Andererseits schwebte diese junge Frau doch ganz offensichtlich in Lebensgefahr. Und wenn sie die Wahrheit gesagt hatte und sich tatsächlich nicht vorstellen konnte, wer hinter dem Anschlag auf sie steckte, musste sie doch eigentlich selbst am meisten daran interessiert sein, dass endlich Licht ins Dunkel gebracht wurde...
"Es wäre nicht ungewöhnlich, dass Warren Anderson in Ihrer Wohnung noch etwas hinterlassen hat.

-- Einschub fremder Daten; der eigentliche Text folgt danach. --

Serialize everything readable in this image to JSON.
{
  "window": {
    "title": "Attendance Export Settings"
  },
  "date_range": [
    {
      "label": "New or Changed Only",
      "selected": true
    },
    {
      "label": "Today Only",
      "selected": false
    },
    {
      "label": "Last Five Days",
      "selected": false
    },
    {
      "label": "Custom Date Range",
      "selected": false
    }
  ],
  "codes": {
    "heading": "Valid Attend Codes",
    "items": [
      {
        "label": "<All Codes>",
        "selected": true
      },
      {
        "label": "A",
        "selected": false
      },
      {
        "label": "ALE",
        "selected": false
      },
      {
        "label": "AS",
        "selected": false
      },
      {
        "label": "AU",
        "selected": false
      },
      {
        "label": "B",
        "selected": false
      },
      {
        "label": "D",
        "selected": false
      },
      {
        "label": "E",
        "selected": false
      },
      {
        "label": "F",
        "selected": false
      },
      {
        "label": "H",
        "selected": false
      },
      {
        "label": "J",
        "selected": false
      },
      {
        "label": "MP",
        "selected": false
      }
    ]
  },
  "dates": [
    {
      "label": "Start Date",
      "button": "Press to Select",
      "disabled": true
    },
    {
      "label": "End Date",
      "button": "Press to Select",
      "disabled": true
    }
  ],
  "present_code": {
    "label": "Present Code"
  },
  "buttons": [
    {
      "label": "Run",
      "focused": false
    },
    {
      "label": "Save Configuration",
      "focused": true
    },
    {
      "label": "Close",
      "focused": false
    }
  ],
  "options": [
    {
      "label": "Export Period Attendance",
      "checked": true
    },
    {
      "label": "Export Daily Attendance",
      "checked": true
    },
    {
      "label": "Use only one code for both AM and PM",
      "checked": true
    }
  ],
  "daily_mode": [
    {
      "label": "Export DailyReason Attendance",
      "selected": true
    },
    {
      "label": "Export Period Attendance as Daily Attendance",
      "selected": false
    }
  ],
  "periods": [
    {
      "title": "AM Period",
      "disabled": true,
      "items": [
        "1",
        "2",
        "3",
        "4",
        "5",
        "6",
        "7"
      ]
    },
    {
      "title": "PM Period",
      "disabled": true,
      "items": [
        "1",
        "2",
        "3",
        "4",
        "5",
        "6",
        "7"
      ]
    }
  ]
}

Bargeld, eine Waffe, Munition, falsche Papiere... Ihre Wohnung wäre ein unverdächtiges Versteck. Ich wette mit Ihnen, dass es hier Dutzende von Ecken gibt, auf die Sie nie kommen würden!"
Sie schluckte.
"Wenn Sie meinen, Mister Trevellian."
"Was halten Sie davon, wenn Sie mich einfach Jesse nennen?"
"Jesse...", hauchte sie.
Dabei konnte sie nicht sehen, wie hinter ihr Milo die Augen verdrehte.
11
UNSERE KOLLEGEN TRAFEN bald ein und brachten Doretta Tomlin in unsere Zentrale in der Federal Plaza. Die Einsatzkräfte der Scientific Research Division trafen etwas später ein.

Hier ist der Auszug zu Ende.